I visited this WHS in May 2014. Since I was arriving late from Andorra I decided to sleep at Hostatgeria de Poblet which is actually inside the Poblet Monastery Walls and it's great value for money especially considering that you get a 3 euro discount to visit the monastery too. Although the monastery opens at 10am, I still woke up early in time to listen to the monks' vespers at 07:30. After that I hiked the Espluga de Francoli loop trail around the monastery walls which took me around an hour during which I passed through olive groves, vineyards and orchards. The views of the monastery from here are wonderful in the early morning light (photo) while the best time to take pictures of the Monastery entrance is in the afternoon. Prices have gone up and it now costs 10euros for a guided tour in Spanish or 7.50euros to visit without a guide, although you will still have to wait for the guide to open the door at 10.30am (very Spanish!) and follow the guide's instructions to how much time you're allowed in each floor before she closes the door. Overall, I had more than enough time to visit the monastery (around 2 hours) and follow the brochure in English however it's a bit of a pain that you can't exit before you reach the end of the tour and that you can't spend more time inside if you so wanted. The highlight of my visit was the walking trail around the monastery together with the chance to view the royal tombs of Aragon. This is definitely the largest and most complete monastery I have visited and the fact that it's still an active monastery is definitely a plus point.
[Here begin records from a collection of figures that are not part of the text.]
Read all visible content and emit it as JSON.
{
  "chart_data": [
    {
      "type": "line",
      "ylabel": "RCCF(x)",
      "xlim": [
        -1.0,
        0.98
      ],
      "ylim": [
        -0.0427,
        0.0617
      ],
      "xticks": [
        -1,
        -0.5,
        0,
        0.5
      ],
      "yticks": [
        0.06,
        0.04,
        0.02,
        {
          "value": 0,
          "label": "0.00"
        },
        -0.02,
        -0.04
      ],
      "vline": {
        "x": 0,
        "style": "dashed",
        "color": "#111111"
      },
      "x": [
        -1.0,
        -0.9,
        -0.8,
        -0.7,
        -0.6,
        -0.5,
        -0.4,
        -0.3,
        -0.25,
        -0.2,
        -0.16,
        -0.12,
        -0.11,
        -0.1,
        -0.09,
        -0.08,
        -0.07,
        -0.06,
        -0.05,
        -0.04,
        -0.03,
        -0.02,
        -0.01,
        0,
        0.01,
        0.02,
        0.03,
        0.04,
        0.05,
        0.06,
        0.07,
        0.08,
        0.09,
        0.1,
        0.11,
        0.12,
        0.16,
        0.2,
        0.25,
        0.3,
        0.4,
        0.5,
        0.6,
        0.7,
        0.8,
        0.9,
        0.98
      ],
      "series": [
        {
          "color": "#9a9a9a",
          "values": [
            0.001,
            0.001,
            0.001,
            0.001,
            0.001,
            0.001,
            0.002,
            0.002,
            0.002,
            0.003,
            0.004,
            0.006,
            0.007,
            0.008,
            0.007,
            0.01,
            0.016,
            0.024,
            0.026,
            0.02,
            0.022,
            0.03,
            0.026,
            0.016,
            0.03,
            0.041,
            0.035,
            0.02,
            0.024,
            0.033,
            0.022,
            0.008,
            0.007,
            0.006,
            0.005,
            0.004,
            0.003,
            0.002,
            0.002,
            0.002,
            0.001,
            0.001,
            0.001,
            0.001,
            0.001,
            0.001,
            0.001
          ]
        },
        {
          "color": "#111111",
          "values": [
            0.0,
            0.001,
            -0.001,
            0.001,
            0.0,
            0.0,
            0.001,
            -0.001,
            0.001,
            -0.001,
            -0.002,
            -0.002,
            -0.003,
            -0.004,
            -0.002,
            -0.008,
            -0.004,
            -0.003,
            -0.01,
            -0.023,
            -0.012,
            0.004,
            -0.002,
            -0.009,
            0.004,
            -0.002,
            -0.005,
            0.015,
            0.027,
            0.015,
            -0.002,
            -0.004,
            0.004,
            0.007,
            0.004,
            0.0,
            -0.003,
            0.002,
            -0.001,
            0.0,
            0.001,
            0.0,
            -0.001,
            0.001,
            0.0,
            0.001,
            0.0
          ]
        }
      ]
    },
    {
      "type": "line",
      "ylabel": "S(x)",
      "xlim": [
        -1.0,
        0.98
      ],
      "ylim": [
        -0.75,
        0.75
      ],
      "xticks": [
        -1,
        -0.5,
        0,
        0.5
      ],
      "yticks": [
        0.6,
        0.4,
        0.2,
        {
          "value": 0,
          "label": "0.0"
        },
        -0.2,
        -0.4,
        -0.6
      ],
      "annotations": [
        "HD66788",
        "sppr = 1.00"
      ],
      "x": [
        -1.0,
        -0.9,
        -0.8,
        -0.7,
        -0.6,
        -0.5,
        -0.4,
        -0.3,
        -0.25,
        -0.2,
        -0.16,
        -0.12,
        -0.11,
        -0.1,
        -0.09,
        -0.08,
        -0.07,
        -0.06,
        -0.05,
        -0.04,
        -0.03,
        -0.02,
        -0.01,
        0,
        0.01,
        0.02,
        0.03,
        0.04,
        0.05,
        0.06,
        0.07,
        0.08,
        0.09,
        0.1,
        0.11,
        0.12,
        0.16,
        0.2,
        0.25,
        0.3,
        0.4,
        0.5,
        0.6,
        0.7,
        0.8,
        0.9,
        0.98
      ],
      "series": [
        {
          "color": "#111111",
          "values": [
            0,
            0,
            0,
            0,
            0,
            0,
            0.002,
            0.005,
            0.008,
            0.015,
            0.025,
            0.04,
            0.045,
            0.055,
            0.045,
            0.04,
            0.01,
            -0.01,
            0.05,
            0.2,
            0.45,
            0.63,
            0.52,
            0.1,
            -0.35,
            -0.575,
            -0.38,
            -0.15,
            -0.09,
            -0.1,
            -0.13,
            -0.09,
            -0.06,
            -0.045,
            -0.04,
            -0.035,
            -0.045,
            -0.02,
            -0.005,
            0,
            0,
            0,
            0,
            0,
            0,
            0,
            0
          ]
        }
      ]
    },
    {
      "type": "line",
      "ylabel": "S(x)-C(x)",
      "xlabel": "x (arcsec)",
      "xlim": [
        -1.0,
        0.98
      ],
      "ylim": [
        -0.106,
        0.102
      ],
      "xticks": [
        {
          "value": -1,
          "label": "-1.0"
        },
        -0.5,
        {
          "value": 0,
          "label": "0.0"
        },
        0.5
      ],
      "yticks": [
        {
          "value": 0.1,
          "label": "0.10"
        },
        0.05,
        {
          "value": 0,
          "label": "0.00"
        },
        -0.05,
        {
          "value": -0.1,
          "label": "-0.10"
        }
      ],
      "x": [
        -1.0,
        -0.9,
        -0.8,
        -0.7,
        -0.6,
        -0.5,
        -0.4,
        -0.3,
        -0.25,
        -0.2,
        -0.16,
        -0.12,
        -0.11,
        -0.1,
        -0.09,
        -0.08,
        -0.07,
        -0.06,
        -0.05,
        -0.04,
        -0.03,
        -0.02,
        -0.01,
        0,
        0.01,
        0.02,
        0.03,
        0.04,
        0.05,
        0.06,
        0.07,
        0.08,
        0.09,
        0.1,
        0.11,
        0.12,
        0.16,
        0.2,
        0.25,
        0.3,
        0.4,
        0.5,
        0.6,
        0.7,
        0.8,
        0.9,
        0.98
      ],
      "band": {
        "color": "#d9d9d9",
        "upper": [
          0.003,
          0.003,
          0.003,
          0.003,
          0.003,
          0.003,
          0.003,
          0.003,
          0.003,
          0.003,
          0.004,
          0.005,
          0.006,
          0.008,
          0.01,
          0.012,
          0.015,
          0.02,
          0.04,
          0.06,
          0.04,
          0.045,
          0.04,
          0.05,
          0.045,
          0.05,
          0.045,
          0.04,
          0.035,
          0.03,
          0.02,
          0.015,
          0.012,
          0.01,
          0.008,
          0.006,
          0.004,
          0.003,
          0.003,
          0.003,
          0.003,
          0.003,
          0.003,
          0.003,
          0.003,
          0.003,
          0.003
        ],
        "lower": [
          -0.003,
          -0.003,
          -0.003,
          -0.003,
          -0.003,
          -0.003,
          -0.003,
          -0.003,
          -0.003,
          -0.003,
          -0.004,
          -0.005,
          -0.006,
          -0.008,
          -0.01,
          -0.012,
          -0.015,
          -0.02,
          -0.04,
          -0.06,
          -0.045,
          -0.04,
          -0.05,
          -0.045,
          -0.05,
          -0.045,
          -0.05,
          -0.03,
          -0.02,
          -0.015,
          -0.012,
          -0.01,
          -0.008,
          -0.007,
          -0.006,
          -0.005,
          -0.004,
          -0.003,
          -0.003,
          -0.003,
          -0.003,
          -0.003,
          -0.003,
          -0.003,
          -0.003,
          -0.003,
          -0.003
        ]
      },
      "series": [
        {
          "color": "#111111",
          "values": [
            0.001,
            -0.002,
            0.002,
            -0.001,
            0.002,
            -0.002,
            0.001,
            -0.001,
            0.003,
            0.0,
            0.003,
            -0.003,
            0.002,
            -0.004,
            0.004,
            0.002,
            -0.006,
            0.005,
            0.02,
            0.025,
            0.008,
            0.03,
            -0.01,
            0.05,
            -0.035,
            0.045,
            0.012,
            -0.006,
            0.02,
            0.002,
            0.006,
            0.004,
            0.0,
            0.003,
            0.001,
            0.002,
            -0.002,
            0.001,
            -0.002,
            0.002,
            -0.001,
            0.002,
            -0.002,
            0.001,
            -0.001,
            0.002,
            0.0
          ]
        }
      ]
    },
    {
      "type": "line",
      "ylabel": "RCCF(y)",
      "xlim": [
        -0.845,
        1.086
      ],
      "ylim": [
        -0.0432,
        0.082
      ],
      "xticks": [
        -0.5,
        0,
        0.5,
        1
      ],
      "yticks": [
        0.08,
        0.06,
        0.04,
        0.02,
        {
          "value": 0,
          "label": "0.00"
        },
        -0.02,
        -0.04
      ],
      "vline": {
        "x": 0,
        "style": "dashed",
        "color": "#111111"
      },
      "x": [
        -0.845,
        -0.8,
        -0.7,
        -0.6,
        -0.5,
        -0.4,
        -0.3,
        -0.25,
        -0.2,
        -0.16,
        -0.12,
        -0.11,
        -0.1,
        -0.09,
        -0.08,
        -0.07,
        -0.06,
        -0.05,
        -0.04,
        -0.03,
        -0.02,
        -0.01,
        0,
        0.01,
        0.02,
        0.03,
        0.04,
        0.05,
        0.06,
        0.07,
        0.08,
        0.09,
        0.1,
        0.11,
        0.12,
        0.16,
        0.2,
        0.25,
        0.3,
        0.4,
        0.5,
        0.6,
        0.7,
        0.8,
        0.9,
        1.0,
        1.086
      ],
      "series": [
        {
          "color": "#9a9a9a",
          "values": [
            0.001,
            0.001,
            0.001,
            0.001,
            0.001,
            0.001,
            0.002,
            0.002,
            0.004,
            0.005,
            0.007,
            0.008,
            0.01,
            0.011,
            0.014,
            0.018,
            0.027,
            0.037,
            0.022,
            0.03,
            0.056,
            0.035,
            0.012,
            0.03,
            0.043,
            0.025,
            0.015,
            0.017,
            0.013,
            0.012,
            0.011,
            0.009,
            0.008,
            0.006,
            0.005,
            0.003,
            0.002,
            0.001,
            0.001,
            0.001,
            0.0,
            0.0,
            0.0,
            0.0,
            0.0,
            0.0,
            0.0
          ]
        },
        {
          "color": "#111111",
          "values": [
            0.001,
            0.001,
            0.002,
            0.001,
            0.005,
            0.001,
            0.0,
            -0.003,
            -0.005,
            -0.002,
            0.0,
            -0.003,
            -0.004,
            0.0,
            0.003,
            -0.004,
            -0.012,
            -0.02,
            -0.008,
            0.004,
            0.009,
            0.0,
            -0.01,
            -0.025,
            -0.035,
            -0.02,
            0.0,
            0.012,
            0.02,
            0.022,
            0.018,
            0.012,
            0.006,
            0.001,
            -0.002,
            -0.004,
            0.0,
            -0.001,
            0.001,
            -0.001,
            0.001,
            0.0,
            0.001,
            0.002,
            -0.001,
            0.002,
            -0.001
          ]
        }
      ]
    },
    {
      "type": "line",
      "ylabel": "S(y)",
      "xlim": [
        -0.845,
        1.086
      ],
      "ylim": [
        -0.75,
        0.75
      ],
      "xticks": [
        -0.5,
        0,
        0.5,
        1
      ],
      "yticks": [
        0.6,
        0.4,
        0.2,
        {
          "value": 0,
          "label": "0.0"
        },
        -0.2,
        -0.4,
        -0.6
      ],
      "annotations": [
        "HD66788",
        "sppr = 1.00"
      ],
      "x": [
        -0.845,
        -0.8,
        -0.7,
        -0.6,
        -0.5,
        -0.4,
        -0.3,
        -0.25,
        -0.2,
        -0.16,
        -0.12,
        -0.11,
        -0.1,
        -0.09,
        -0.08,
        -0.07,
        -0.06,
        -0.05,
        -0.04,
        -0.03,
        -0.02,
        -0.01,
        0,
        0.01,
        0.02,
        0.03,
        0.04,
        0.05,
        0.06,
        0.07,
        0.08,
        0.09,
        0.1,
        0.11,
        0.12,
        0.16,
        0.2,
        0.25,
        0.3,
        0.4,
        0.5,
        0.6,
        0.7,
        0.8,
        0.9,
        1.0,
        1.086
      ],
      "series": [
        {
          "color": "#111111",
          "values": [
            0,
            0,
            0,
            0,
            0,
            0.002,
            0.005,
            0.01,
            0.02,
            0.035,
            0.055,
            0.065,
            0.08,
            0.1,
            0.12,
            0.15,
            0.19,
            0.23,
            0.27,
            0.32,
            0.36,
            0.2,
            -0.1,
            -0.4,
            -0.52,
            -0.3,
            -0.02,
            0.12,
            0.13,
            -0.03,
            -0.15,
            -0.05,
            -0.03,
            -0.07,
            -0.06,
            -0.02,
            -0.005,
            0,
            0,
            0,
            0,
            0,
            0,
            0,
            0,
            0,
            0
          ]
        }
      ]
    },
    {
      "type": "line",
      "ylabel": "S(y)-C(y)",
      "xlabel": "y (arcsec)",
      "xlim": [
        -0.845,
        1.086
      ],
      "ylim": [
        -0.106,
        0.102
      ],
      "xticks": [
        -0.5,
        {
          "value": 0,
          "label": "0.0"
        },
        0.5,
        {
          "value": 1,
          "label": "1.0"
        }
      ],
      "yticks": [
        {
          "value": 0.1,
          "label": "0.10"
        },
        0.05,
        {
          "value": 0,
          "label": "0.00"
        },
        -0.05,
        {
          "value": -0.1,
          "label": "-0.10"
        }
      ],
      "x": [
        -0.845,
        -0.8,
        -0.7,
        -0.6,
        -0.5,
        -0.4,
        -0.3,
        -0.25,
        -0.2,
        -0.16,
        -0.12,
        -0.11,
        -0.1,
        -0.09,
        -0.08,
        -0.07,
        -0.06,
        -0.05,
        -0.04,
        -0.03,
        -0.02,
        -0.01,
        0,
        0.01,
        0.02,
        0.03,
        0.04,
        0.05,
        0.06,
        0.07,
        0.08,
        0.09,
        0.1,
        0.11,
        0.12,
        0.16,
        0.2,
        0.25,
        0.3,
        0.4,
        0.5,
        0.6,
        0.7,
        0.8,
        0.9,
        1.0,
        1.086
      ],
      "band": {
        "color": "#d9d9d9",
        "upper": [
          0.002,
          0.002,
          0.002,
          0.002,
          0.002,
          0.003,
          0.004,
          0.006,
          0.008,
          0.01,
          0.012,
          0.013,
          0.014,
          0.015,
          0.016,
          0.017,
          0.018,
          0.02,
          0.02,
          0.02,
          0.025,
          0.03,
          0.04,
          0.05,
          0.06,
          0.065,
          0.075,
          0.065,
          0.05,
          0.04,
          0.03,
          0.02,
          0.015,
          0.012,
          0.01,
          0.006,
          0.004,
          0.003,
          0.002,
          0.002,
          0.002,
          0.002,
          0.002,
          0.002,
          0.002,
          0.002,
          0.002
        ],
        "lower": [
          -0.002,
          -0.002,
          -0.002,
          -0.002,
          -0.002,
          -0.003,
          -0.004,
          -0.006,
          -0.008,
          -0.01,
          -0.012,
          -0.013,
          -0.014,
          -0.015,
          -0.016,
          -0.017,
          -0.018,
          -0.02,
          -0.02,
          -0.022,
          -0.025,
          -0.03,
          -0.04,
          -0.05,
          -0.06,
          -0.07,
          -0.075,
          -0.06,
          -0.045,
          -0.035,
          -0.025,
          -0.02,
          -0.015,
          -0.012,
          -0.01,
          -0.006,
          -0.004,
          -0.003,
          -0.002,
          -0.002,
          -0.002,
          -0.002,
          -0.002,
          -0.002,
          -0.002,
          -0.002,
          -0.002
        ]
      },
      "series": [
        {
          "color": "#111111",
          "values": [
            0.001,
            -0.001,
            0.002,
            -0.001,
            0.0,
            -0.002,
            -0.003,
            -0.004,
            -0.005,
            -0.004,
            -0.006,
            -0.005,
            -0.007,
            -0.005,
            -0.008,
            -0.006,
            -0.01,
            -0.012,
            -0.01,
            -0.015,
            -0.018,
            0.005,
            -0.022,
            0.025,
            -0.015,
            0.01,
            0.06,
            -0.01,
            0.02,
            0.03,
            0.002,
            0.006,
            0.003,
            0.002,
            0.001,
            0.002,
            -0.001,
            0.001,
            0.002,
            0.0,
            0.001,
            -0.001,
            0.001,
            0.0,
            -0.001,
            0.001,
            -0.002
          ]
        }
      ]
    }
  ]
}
This monastery was well worth a visit. I discovered that certain buses operating between Tarragona and Lleida detour via the entrance to the monastery, and that it was possible to make an afternoon visit from Tarragona that way.
We rented a car to go to Poblet from Barcelona, it took us about 1.5 hours to get there. The monastery's sharp, edgy towers make a pretty sight from a distance. We were there early (at 10 a.m., when it opens to the public), not many other cars in the huge car park next door.
The entrance fee of 5 EUR includes a guided tour. They are only given in Spanish, Catalan, and French - but we were provided with a booklet in Dutch and could tag along with a Spanish group. The friendly guide made sure that we got the main message of each part of the tour.
The tour was a bit too hurried to our taste: we would have liked to stay in the various rooms a bit longer.
The Cistercian monastery of Poblet is one of the more interesting and impressive buildings I have been to. The fact that it houses the tombs of a long line of kings and queens of Aragon in a great pantheon makes it especially noteworthy. Anybody coming to Catalonia should try to visit Poblet, located in the hills northwest of Tarragona, since you will hardly ever come across a better monastery anywhere. Having said that, however, you should either have a private car or join a bus tour, since reaching Poblet by public transport is very inconvenient, to say the least. I didn't really mind the 4-km walk from the nearest train station, since the weather was great even in late October, but I don't think many people would do the same (and there were hardly any signs).